Custom action fields:

• id — unique within room (required)
• scope — owner scope (default _shared). Scoped actions carry that agent's authority.
• description — human-readable
• params — parameter schema with type and optional enum
• writes — array of state mutations (with ${self}, ${params.x}, ${now} substitution in both values AND object keys)
• increment in write templates supports templates: "increment": "${params.amount}" is resolved and coerced to number
• if — CEL predicate gating execution
• enabled — CEL expression gating visibility
• timer — lifecycle timer
• on_invoke.timer — cooldown timer applied after each invocation

State write modes (via _set_state params):

• value — full replacement (default)
• merge — shallow merge into existing object
• increment — atomic counter increment
• append: true — two modes: without key, creates log-row with auto sort_key; with key, does array-push (reads existing value, wraps as array, pushes new value)
• if — CEL write gate
• if_version — CAS (compare-and-swap)
• public: true — auto-create view for private state key
• timer — attach lifecycle timer to state entry

Error responses:

• 409 action_cooldown — action is in cooldown. Includes available_at or ticks_remaining.
• 409 precondition_failed — the action's if predicate evaluated to false.
• 409 action_disabled — the action's enabled expression is false.
• 404 action_expired — action's timer has permanently expired.
• 403 scope_denied — agent lacks authority over target scope.
• 500 write_failed — SQLite constraint or other write error. Returns { error, action, detail, writes_attempted } for debugging.

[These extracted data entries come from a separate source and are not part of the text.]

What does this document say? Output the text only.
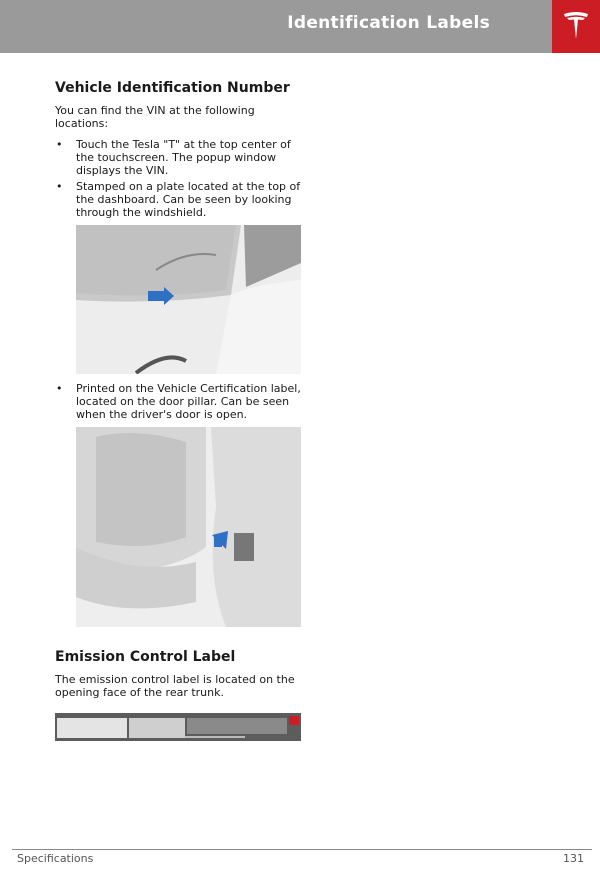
Identification Labels
Vehicle Identification Number

You can find the VIN at the following locations:

• Touch the Tesla "T" at the top center of the touchscreen. The popup window displays the VIN.
• Stamped on a plate located at the top of the dashboard. Can be seen by looking through the windshield.
• Printed on the Vehicle Certification label, located on the door pillar. Can be seen when the driver's door is open.
Emission Control Label

The emission control label is located on the opening face of the rear trunk.

Specifications	131
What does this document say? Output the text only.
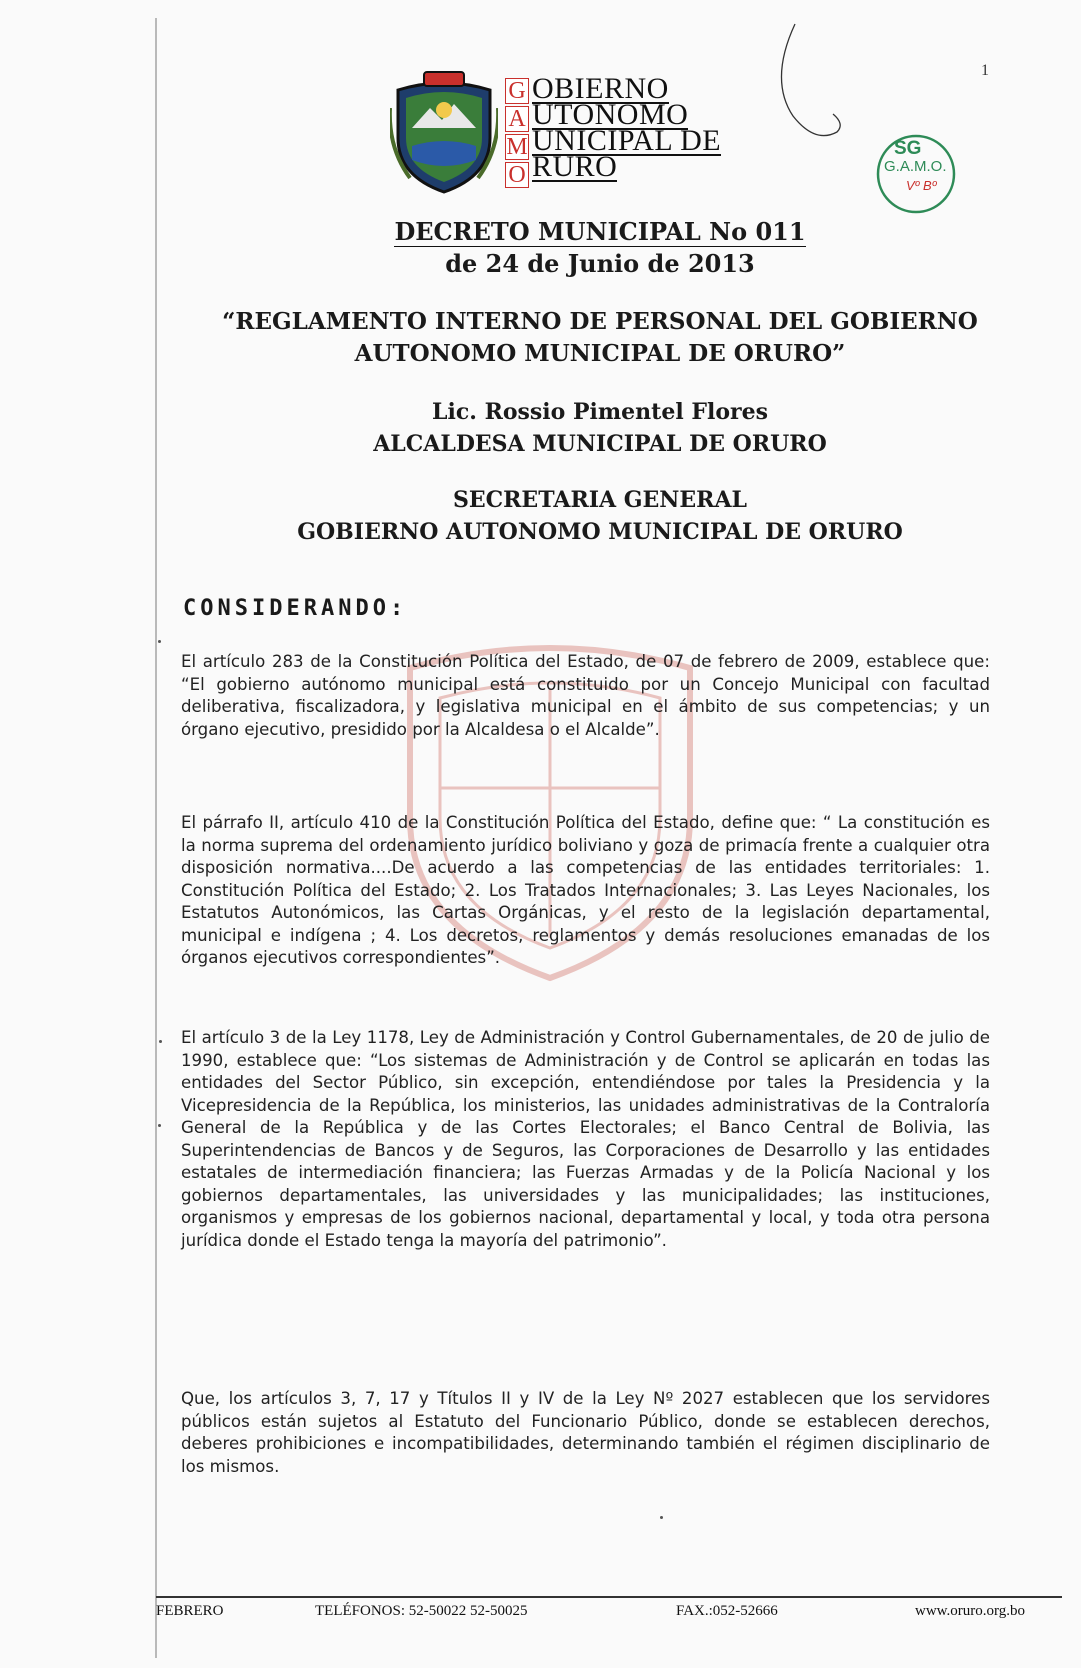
1
G
A
M
O
OBIERNO
UTONOMO
UNICIPAL DE
RURO
SG
G.A.M.O.
Vº Bº
DECRETO MUNICIPAL No 011
de 24 de Junio de 2013
“REGLAMENTO INTERNO DE PERSONAL DEL GOBIERNO
AUTONOMO MUNICIPAL DE ORURO”
Lic. Rossio Pimentel Flores
ALCALDESA MUNICIPAL DE ORURO
SECRETARIA GENERAL
GOBIERNO AUTONOMO MUNICIPAL DE ORURO
CONSIDERANDO:
El artículo 283 de la Constitución Política del Estado, de 07 de febrero de 2009, establece que: “El gobierno autónomo municipal está constituido por un Concejo Municipal con facultad deliberativa, fiscalizadora, y legislativa municipal en el ámbito de sus competencias; y un órgano ejecutivo, presidido por la Alcaldesa o el Alcalde”.
El párrafo II, artículo 410 de la Constitución Política del Estado, define que: “ La constitución es la norma suprema del ordenamiento jurídico boliviano y goza de primacía frente a cualquier otra disposición normativa....De acuerdo a las competencias de las entidades territoriales: 1. Constitución Política del Estado; 2. Los Tratados Internacionales; 3. Las Leyes Nacionales, los Estatutos Autonómicos, las Cartas Orgánicas, y el resto de la legislación departamental, municipal e indígena ; 4. Los decretos, reglamentos y demás resoluciones emanadas de los órganos ejecutivos correspondientes”.
El artículo 3 de la Ley 1178, Ley de Administración y Control Gubernamentales, de 20 de julio de 1990, establece que: “Los sistemas de Administración y de Control se aplicarán en todas las entidades del Sector Público, sin excepción, entendiéndose por tales la Presidencia y la Vicepresidencia de la República, los ministerios, las unidades administrativas de la Contraloría General de la República y de las Cortes Electorales; el Banco Central de Bolivia, las Superintendencias de Bancos y de Seguros, las Corporaciones de Desarrollo y las entidades estatales de intermediación financiera; las Fuerzas Armadas y de la Policía Nacional y los gobiernos departamentales, las universidades y las municipalidades; las instituciones, organismos y empresas de los gobiernos nacional, departamental y local, y toda otra persona jurídica donde el Estado tenga la mayoría del patrimonio”.
Que, los artículos 3, 7, 17 y Títulos II y IV de la Ley Nº 2027 establecen que los servidores públicos están sujetos al Estatuto del Funcionario Público, donde se establecen derechos, deberes prohibiciones e incompatibilidades, determinando también el régimen disciplinario de los mismos.
FEBRERO	TELÉFONOS: 52-50022 52-50025	FAX.:052-52666	www.oruro.org.bo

Every action invocation generates an entry in the _audit scope:

{ "ts": "2026-02-26T12:55:23Z", "agent": "alice", "action": "_set_state",
  "builtin": true, "params": { "key": "health", "value": 85 }, "ok": true }

Entries capture: timestamp, agent identity (or "admin" for room token), action name, whether it's a builtin, parameters passed, and success/failure status. Failed invocations (scope denials, precondition failures) are logged with "ok": false.

Visible in the dashboard Audit tab and via /poll response's audit array.

Evaluate a CEL expression for debugging.

{ "expr": "state._shared.phase == \"playing\" && messages.unread > 0" }

Unprivileged agents use built-in actions like _set_state (which defaults to writing to their own scope) or custom actions that bridge scope authority.